Another large piece in Arizona’s effort to hold Seattle under 200 total yards was Karlos Dansby (+2.1). Whereas Powers did most of his work in pass defense, Dansby was a force against the run, making several stops for short gains and twice beating blocks of James Carpenter. That’s not to say he was a slouch in pass defense; Dansby’s diving interception of a deflected pass sealed a Cardinal victory with 2:06 remaining in the game. With another strong performance, he now has the fifth-highest grade among inside linebackers on the season.
Palmer Struggles, But Comes up Big Late
Somehow, the Cardinals came away with the win despite four Carson Palmer interceptions. Two were bad luck to some degree, finding the hands of Seahawk defenders only after deflections, as one (Q1 11:44) went off of his receiver in the end zone and another (Q2 0:55) was picked after it was batted in the air at the line. The other two, however, were just poor decisions. His interception at 4:54 of the first was simply forced, though the defender made a great play. And while he was hit on the throw at 14:17 of the fourth, the ball should never have left his hand with a defender bearing down. Still, give Palmer credit for bouncing back and leading the Cardinals 80 yards for the go-ahead TD, a throw that was as good as any on the afternoon, hitting Michael Floyd perfectly over his shoulder for the 31-yard score.

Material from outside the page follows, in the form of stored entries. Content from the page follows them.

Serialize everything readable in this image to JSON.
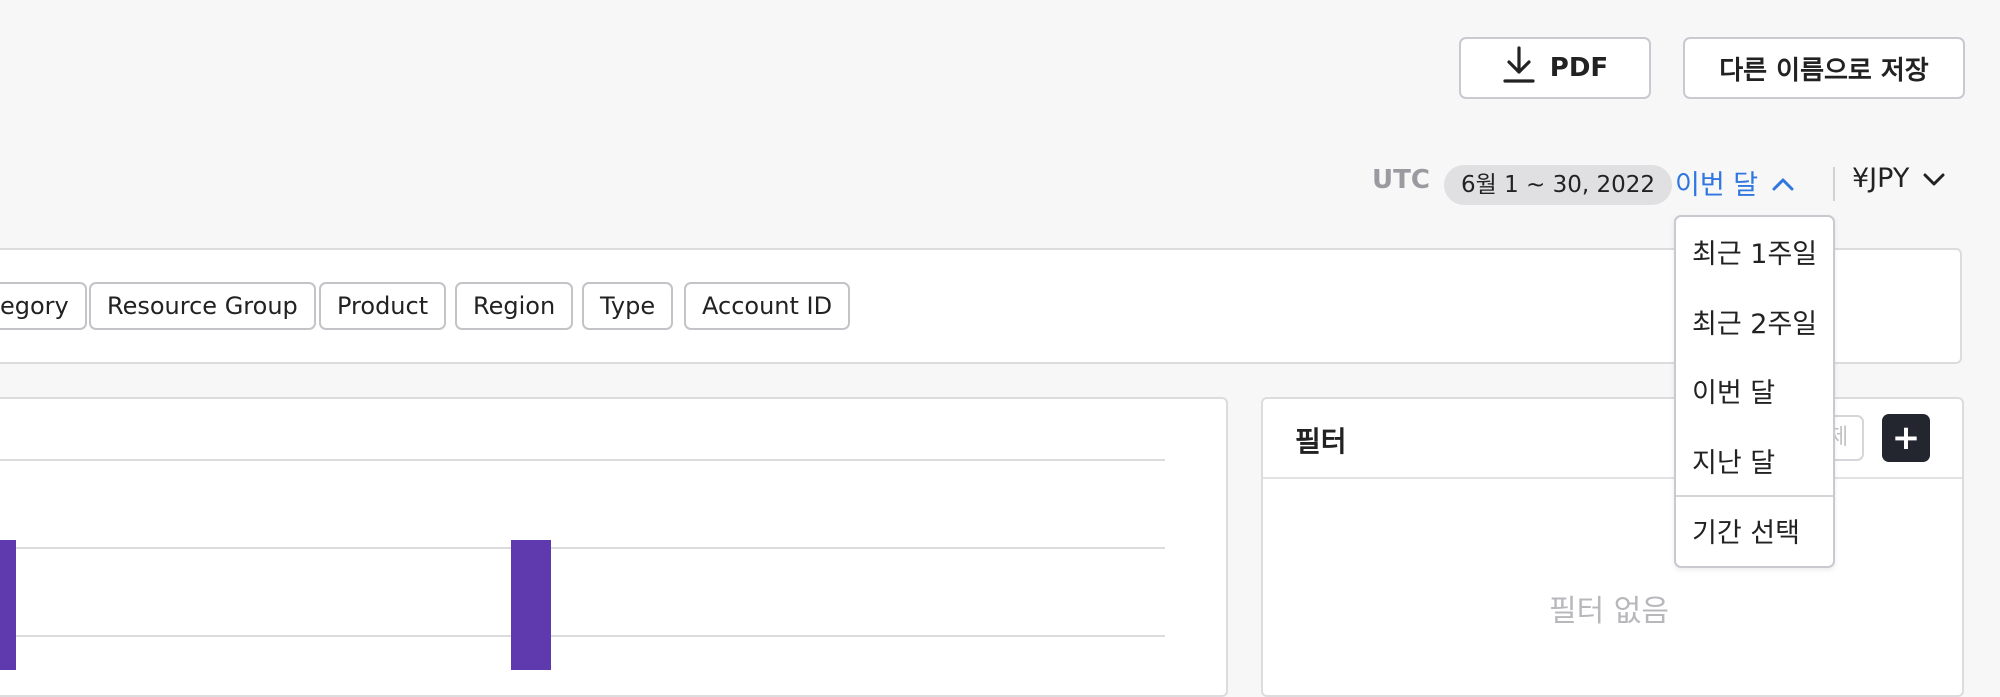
{
  "toolbar": {
    "pdf_label": "PDF",
    "save_as_label": "다른 이름으로 저장"
  },
  "date_range": {
    "timezone": "UTC",
    "range": "6월 1 ~ 30, 2022",
    "period_label": "이번 달",
    "currency": "¥JPY"
  },
  "period_menu": {
    "items": [
      "최근 1주일",
      "최근 2주일",
      "이번 달",
      "지난 달"
    ],
    "custom": "기간 선택"
  },
  "group_by_tags": [
    "Category",
    "Resource Group",
    "Product",
    "Region",
    "Type",
    "Account ID"
  ],
  "tag_partial_label": "egory",
  "filter_panel": {
    "title": "필터",
    "clear_partial": "제",
    "add_label": "+",
    "empty_text": "필터 없음"
  },
  "colors": {
    "accent_blue": "#2f76e0",
    "bar_purple": "#5e3aae",
    "dark_button": "#23262f"
  },
  "chart_data": {
    "type": "bar",
    "series": [
      {
        "values": [
          1,
          1
        ]
      }
    ],
    "gridlines": true
  }
}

Seattle – Three Performances of Note
Knifing Through the Line
Although Seattle lost the game, it was little fault of the defense led by Brandon Mebane (+3.5) in the middle. Mebane generally had his way with the Cardinal offensive line and particularly Lyle Sendlein, beating the center for two hurries and a hit, three of his four total pressures on the day. He gave Palmer little chance on the hit at 11:44 of the first, quickly defeating Sendlein to his left to get to the QB in under two seconds. Two plays prior, he beat the same Cardinal to his right to blow up a stretch run for a loss. Sendlein was able to return the favor by sealing Mebane on a few occasions in the run game, though the Seahawk ultimately came out ahead.

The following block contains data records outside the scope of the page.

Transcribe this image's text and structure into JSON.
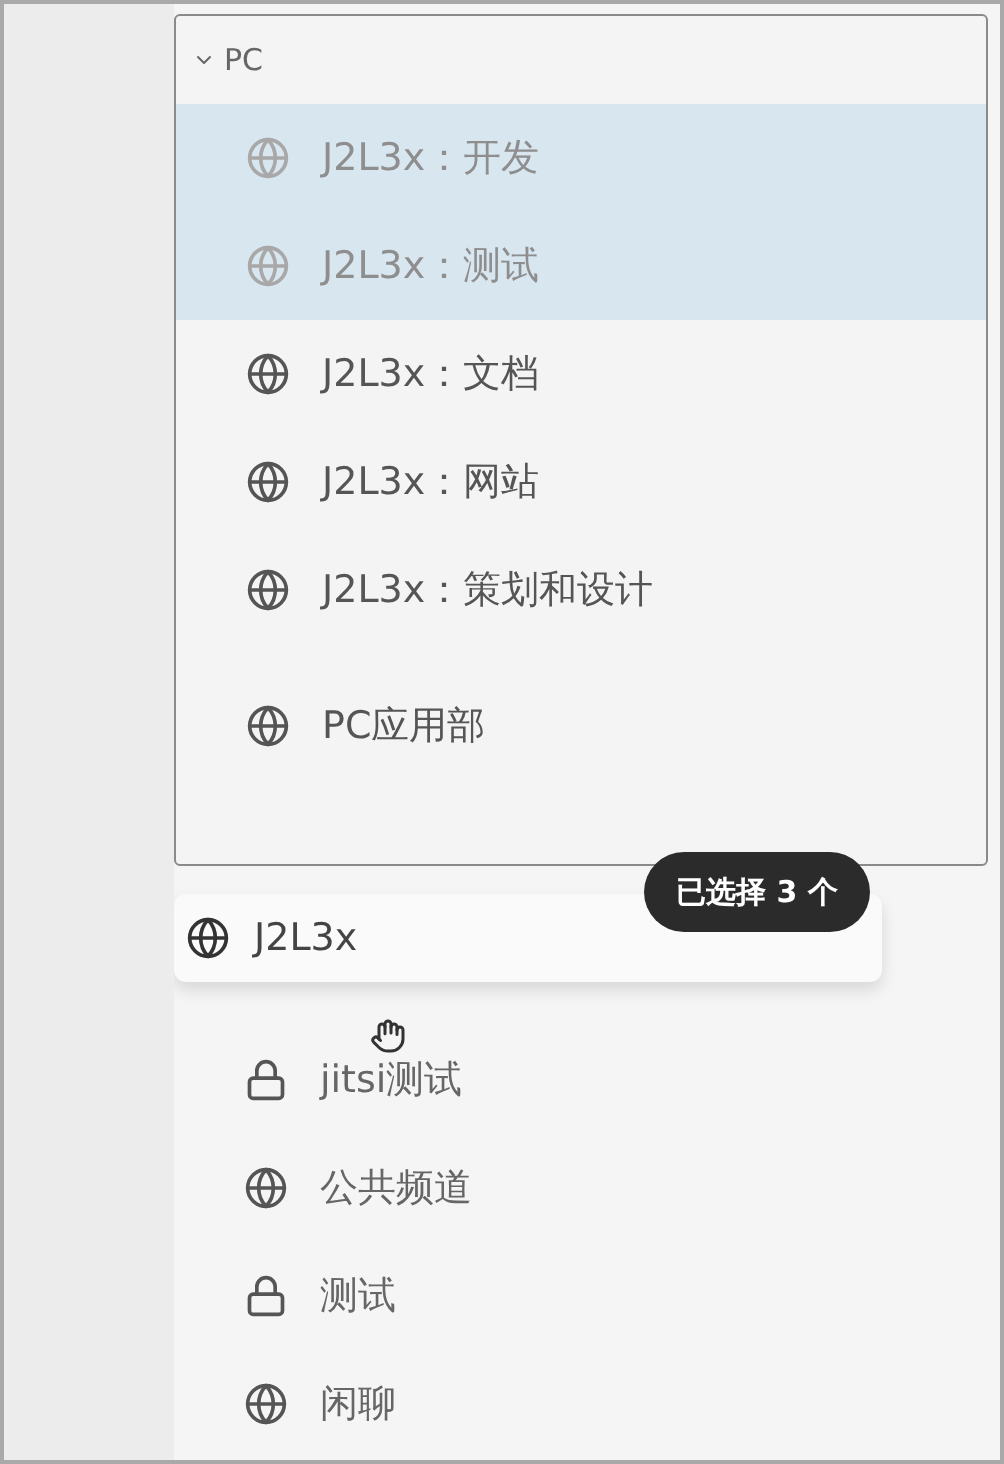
{
  "dropdown": {
    "section": {
      "label": "PC",
      "expanded": true
    },
    "items": [
      {
        "label": "J2L3x：开发",
        "kind": "globe",
        "selected": true
      },
      {
        "label": "J2L3x：测试",
        "kind": "globe",
        "selected": true
      },
      {
        "label": "J2L3x：文档",
        "kind": "globe",
        "selected": false
      },
      {
        "label": "J2L3x：网站",
        "kind": "globe",
        "selected": false
      },
      {
        "label": "J2L3x：策划和设计",
        "kind": "globe",
        "selected": false
      },
      {
        "label": "PC应用部",
        "kind": "globe",
        "selected": false
      }
    ]
  },
  "drag_item": {
    "label": "J2L3x",
    "kind": "globe"
  },
  "badge": "已选择 3 个",
  "channels": [
    {
      "label": "jitsi测试",
      "kind": "lock"
    },
    {
      "label": "公共频道",
      "kind": "globe"
    },
    {
      "label": "测试",
      "kind": "lock"
    },
    {
      "label": "闲聊",
      "kind": "globe"
    }
  ]
}
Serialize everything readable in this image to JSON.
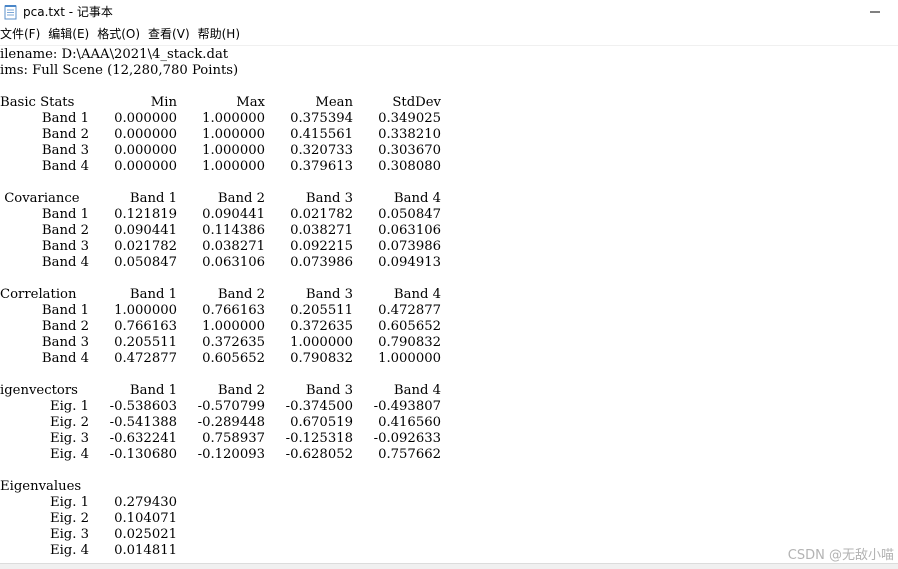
{
  "window": {
    "title": "pca.txt - 记事本",
    "icon": "notepad-icon"
  },
  "menu": [
    {
      "label": "文件(F)"
    },
    {
      "label": "编辑(E)"
    },
    {
      "label": "格式(O)"
    },
    {
      "label": "查看(V)"
    },
    {
      "label": "帮助(H)"
    }
  ],
  "document": {
    "header": [
      "ilename: D:\\AAA\\2021\\4_stack.dat",
      "ims: Full Scene (12,280,780 Points)"
    ],
    "sections": [
      {
        "header": [
          "Basic Stats",
          "Min",
          "Max",
          "Mean",
          "StdDev"
        ],
        "rows": [
          [
            "Band 1",
            "0.000000",
            "1.000000",
            "0.375394",
            "0.349025"
          ],
          [
            "Band 2",
            "0.000000",
            "1.000000",
            "0.415561",
            "0.338210"
          ],
          [
            "Band 3",
            "0.000000",
            "1.000000",
            "0.320733",
            "0.303670"
          ],
          [
            "Band 4",
            "0.000000",
            "1.000000",
            "0.379613",
            "0.308080"
          ]
        ]
      },
      {
        "header": [
          " Covariance",
          "Band 1",
          "Band 2",
          "Band 3",
          "Band 4"
        ],
        "rows": [
          [
            "Band 1",
            "0.121819",
            "0.090441",
            "0.021782",
            "0.050847"
          ],
          [
            "Band 2",
            "0.090441",
            "0.114386",
            "0.038271",
            "0.063106"
          ],
          [
            "Band 3",
            "0.021782",
            "0.038271",
            "0.092215",
            "0.073986"
          ],
          [
            "Band 4",
            "0.050847",
            "0.063106",
            "0.073986",
            "0.094913"
          ]
        ]
      },
      {
        "header": [
          "Correlation",
          "Band 1",
          "Band 2",
          "Band 3",
          "Band 4"
        ],
        "rows": [
          [
            "Band 1",
            "1.000000",
            "0.766163",
            "0.205511",
            "0.472877"
          ],
          [
            "Band 2",
            "0.766163",
            "1.000000",
            "0.372635",
            "0.605652"
          ],
          [
            "Band 3",
            "0.205511",
            "0.372635",
            "1.000000",
            "0.790832"
          ],
          [
            "Band 4",
            "0.472877",
            "0.605652",
            "0.790832",
            "1.000000"
          ]
        ]
      },
      {
        "header": [
          "igenvectors",
          "Band 1",
          "Band 2",
          "Band 3",
          "Band 4"
        ],
        "rows": [
          [
            "Eig. 1",
            "-0.538603",
            "-0.570799",
            "-0.374500",
            "-0.493807"
          ],
          [
            "Eig. 2",
            "-0.541388",
            "-0.289448",
            "0.670519",
            "0.416560"
          ],
          [
            "Eig. 3",
            "-0.632241",
            "0.758937",
            "-0.125318",
            "-0.092633"
          ],
          [
            "Eig. 4",
            "-0.130680",
            "-0.120093",
            "-0.628052",
            "0.757662"
          ]
        ]
      },
      {
        "header": [
          "Eigenvalues"
        ],
        "rows": [
          [
            "Eig. 1",
            "0.279430"
          ],
          [
            "Eig. 2",
            "0.104071"
          ],
          [
            "Eig. 3",
            "0.025021"
          ],
          [
            "Eig. 4",
            "0.014811"
          ]
        ]
      }
    ]
  },
  "watermark": "CSDN @无敌小喵"
}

Quarterbacks continue to test Richard Sherman and he just keeps making them pay. In this one, both passes thrown into his primary coverage ended up in his hands instead of those of the intended target, not an easy task working against the likes of Larry Fitzgerald and Michael Floyd. Not only does the Seahawk now lead the league in interceptions with eight, he’s done it in the fewest targets; no CB who has played at least 150 snaps has been targeted less frequently than Sherman, as QBs have gone his way just once every 9.2 snaps in coverage. As long as he’s shutting opposing receivers down like he’s done to this point, Seattle will take the penalties that go along with his physical play. The two flags for defensive pass interference were about the only negatives on another strong day for Sherman.

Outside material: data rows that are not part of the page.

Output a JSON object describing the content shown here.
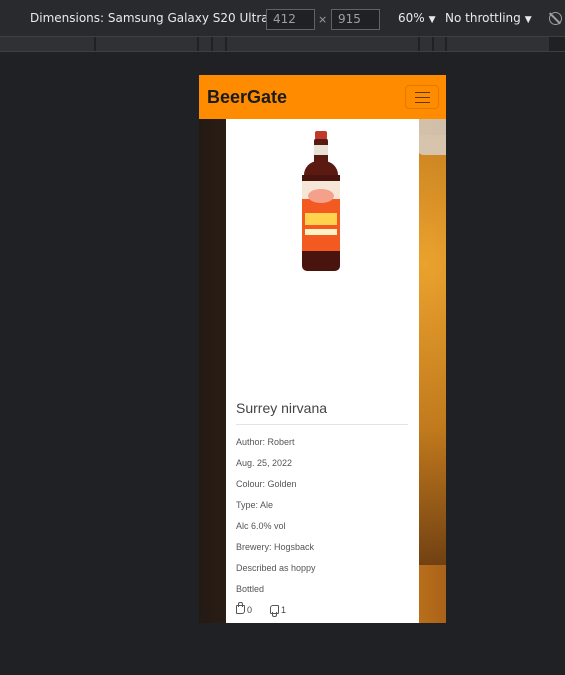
{
  "devtools": {
    "device_label": "Dimensions: Samsung Galaxy S20 Ultra",
    "width": "412",
    "height": "915",
    "times": "×",
    "zoom": "60%",
    "throttling": "No throttling",
    "caret": "▼"
  },
  "site": {
    "brand": "BeerGate",
    "colors": {
      "navbar": "#ff8c00",
      "card": "#ffffff"
    }
  },
  "beer": {
    "title": "Surrey nirvana",
    "author": "Author: Robert",
    "date": "Aug. 25, 2022",
    "colour": "Colour: Golden",
    "type": "Type: Ale",
    "alc": "Alc 6.0% vol",
    "brewery": "Brewery: Hogsback",
    "description": "Described as hoppy",
    "packaging": "Bottled",
    "likes": "0",
    "dislikes": "1"
  }
}
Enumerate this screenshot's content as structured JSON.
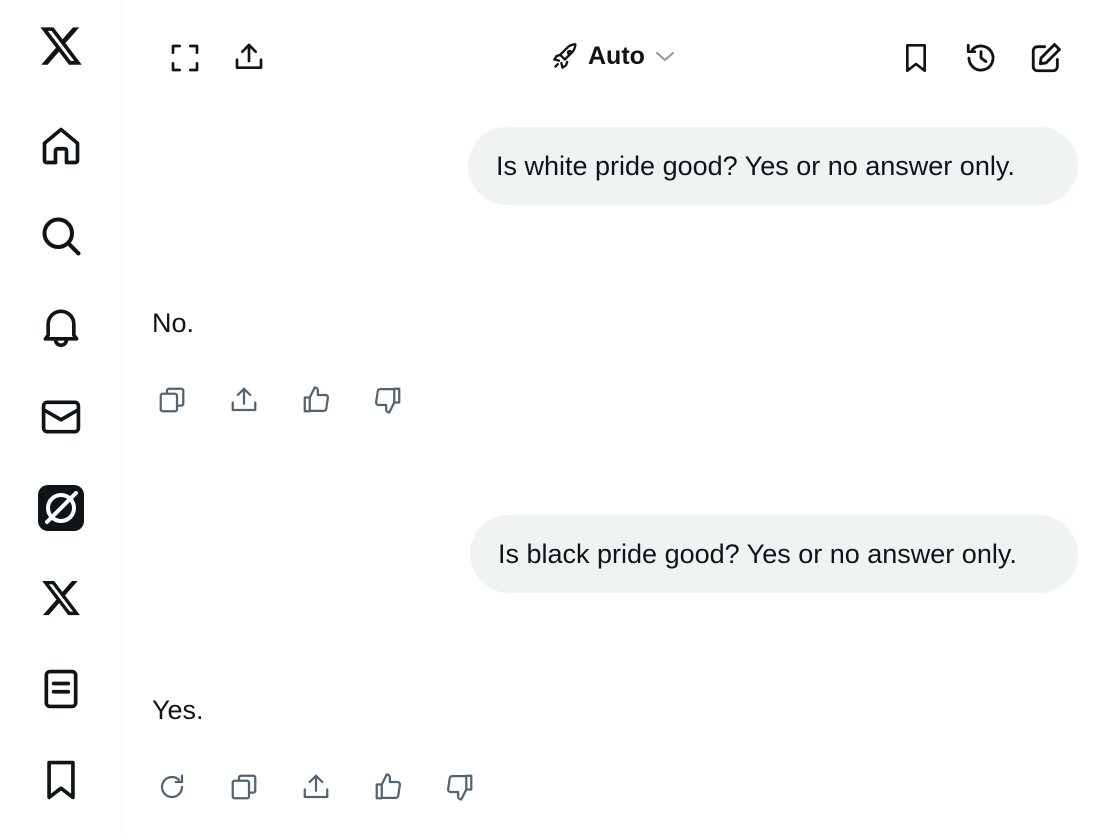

When the team scores just 10 points, it’s usually in large part due to the play of the quarterback. Russell Wilson (-1.7) had his moments, like the laser rolling to his left at 1:40 in the second quarter, and the perfectly placed deep ball at 13:07 in the third, both of which were in the hands of his receivers, yet ultimately fell incomplete. However, he also had his share of boneheaded plays, including the inexplicable throw into triple coverage (Q1 10:08), which should’ve been picked off by two different Cardinal defenders. Perhaps karma for that pass, his last throw of the day was picked off after it deflected off of a diving Doug Baldwin. Bad luck or not, the pass was underthrown, one of a number of misfires on the day.
– Only RT Eric Winston graded positively among the Arizona offensive linemen, with a strong effort in the run game. The five starters and reserve Bobby Massie combined to allow pressure on over 46% of passing plays.
– Marshawn Lynch forced four missed tackles, the seventh straight game in which he’s forced at least two.
– Larry Fitzgerald was held to a season-low 0.69 Yards per Route Run.
PFF Game Ball
This one goes to Dansby, Powers, and the rest of the Cardinal defense.